Devocional: Hambre y sed
Nm 11:4-6: "Pero la gente extranjera que se mezcló con ellos sintió un apetito incontenible, y los hijos de Israel volvieron a llorar y dijeron: «¡Cómo nos gustaría que alguien nos diera a comer carne! ¡Cómo extrañamos el pescado que comíamos en Egipto! ¡Y los pepinos, melones, puerros, cebollas y ajos que nos regalaban! ¡Ahora andamos con la garganta reseca, pues no vemos nada más que este maná!»" NVI
Cuando las cosas se complican y se vuelven difíciles, extrañamos el pasado y anhelamos el tiempo donde comíamos en abundancia y bebíamos sin parar.
Esta Palabra de hoy del pueblo de Dios en el desierto, habiendo salido de la esclavitud de Egipto nos debe hacer reflexionar en que a veces no vemos la bendición de Dios, su mano de favor sobre nuestras vidas.
Y preferimos recordar tiempos pasados, "tiempos mejores". Increíblemente ellos no valoraban el maná provisto por Dios en el medio del desierto y se quejaban.
Qué tristeza da ver cristianos con la garganta reseca por no poder o querer ir a la fuente de agua viva, ¡por no ir a Jesucristo! por no buscar adecuadamente una relación con el Señor, que sacie completamente el hambre y la sed.

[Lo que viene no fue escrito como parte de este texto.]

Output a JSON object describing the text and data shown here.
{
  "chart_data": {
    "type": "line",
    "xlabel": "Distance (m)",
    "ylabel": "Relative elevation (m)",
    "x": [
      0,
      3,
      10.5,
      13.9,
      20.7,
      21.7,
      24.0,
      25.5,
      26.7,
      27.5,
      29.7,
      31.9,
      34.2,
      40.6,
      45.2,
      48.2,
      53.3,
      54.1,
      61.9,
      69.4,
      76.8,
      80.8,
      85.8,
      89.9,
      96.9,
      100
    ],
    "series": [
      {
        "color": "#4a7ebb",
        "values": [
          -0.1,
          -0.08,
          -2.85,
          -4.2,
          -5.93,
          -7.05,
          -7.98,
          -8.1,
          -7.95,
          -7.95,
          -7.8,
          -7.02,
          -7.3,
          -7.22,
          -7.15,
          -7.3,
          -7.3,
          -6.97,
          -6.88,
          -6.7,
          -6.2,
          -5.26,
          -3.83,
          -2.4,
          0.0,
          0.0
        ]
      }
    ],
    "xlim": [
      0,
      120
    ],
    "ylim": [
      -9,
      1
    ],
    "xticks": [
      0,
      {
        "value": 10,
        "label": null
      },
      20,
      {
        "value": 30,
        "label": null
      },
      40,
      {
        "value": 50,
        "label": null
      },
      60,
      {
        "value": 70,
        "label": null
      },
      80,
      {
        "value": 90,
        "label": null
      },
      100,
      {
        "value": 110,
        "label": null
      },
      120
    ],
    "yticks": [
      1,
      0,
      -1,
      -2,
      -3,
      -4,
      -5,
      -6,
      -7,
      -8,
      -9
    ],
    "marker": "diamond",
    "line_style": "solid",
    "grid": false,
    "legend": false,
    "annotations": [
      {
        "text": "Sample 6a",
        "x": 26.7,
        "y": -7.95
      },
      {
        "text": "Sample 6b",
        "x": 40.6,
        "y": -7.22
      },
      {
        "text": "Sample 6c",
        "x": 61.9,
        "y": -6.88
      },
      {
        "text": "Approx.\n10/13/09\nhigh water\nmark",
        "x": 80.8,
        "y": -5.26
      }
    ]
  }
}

No solo de pan vivirá el hombre dicen las escrituras, sin embargo a veces parecemos como estos hebreos que se quejaban delante de Moisés y de Dios, recordando los tiempos de esclavitud y prefiriéndolos.
Juan 4:13-14a: "―Todo el que beba de esta agua volverá a tener sed —respondió Jesús—, pero el que beba del agua que yo le daré no volverá a tener sed jamás..."
Si ya has dado el paso de fe, recuérdalo y si aún no le has dado, hoy da ese paso de fe, que te lleve a beber del agua espiritual que Jesús te da y que te quita toda hambre y sed de este mundo y te sacia con algo mucho mejor, precioso, que es la esperanza de una vida eterna junto a Jesucristo.
Porque el es fiel y su justicia permanece y su palabra perdura para siempre. Atrévete hoy a confiar y entregar todas tus cargas al Señor, para que tengas paz y no estés siempre recordando tiempos mejores. Agradécele a Dios por todo lo que te da aún en lo poco, porque creemos que si así lo haces él te pondrá sobre mucho más.